Media outlets reported that a number of Yazidi asylum seekers have been on hunger strike for a week in front of the Bundestag headquarters in the German capital, Berlin, in protest against the decisions to deport them to Iraq.
“Amal, Berlin!” website said on October 17, “Many people began a hunger strike in front of the Bundestag building in Berlin a week ago, in protest against the threat of deporting them to Iraq.”
Some of the hunger strikers were transferred to the hospital due to the deterioration of their health, while others are still continuing their strike in front of the Bundestag, according to the “rbb24” website.
The website quoted one of the protesters as saying that he “does not understand how the Bundestag recognized ISIS’s crimes against the Yazidis as genocide in January and in May, then began deporting people who fled from there.”
One of the strikers warned: “We will not eat until we get a response from the Bundestag.”
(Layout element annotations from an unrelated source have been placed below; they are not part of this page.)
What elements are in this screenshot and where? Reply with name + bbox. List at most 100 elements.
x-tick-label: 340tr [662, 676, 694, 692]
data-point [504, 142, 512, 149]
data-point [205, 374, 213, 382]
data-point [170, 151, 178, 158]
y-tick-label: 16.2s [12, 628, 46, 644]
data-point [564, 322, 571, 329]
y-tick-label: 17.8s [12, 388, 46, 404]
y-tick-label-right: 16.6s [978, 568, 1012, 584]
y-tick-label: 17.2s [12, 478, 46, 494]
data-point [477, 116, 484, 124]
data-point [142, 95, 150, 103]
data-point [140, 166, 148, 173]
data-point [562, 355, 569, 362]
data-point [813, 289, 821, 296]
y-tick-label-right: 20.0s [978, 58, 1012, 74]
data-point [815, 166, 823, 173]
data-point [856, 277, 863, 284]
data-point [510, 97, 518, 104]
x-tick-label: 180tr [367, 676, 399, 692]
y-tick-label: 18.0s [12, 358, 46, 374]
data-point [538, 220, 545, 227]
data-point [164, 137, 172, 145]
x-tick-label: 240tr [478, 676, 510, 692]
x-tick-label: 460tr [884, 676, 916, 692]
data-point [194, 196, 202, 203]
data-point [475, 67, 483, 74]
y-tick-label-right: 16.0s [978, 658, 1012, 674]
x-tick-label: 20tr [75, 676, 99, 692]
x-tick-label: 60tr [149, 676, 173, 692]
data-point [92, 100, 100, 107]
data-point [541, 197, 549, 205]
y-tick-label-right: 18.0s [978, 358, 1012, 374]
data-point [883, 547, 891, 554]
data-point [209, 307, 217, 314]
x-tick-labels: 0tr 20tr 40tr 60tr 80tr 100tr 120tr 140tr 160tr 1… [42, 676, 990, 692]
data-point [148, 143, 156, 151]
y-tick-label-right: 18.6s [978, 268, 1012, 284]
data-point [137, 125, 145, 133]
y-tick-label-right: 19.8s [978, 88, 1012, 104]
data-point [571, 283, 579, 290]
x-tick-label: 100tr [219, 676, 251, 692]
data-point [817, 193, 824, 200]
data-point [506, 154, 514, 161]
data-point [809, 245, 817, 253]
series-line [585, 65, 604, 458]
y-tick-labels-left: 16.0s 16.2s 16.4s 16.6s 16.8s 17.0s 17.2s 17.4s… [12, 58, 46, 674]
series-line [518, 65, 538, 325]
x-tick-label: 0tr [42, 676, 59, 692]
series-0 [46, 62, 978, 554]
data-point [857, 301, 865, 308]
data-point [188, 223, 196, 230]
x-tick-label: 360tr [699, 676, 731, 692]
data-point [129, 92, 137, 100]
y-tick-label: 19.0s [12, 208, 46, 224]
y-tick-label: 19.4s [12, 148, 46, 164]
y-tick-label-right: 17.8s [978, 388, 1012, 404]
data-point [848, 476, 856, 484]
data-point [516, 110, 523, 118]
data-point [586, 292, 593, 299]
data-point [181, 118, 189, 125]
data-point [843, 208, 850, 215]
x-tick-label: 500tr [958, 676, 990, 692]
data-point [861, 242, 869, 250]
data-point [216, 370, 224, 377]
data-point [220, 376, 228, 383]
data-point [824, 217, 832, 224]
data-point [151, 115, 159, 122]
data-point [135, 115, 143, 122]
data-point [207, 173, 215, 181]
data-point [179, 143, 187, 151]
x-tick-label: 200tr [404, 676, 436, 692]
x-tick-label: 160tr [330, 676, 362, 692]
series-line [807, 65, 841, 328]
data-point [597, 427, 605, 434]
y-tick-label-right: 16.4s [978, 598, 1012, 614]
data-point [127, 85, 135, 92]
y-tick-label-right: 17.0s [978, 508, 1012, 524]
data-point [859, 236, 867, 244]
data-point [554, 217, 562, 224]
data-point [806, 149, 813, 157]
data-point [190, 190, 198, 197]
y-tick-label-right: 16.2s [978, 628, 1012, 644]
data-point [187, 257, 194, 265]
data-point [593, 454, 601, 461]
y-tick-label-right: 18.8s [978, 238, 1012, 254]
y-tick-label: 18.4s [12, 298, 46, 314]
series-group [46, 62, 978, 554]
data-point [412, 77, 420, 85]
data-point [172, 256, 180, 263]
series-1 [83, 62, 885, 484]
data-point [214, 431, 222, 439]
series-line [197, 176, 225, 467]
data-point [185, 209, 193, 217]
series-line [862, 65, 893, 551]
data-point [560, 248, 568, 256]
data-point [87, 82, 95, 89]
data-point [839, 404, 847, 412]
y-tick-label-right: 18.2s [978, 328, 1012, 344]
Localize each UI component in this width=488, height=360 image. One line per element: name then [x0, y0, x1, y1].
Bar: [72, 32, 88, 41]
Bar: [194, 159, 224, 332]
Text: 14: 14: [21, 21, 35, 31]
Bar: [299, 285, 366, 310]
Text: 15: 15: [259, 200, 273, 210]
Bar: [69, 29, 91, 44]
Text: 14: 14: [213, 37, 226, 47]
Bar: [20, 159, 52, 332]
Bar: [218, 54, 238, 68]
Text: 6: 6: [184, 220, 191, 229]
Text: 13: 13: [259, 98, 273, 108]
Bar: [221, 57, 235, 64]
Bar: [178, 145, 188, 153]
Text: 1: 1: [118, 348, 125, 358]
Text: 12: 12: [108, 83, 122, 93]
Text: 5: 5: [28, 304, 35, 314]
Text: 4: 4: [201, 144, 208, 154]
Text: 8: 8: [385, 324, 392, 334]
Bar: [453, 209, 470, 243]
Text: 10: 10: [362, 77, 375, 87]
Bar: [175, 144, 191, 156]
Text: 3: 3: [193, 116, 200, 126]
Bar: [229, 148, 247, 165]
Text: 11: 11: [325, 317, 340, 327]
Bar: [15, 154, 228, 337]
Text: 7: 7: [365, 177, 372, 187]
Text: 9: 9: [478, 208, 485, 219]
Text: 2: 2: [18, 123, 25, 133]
Last June, the German parliament, the Bundestag, adopted a memorandum classifying what the Islamic State (ISIS) committed against the Yazidis in northwestern Iraq in 2014 as “genocide,” and recommended a series of assistance measures for this religious minority.
The jihadist group killed thousands of Yazidis, enslaved seven thousand women and girls, and displaced most of the 550,000 minority members from their ancestral homeland in northern Iraq.
The Yazidis are an ancient religious minority in eastern Syria and northwestern Iraq. ISIS considered them devil worshipers because of their faith, which combines Zoroastrianism, Christianity, Manichaeism, Judaism and Islam.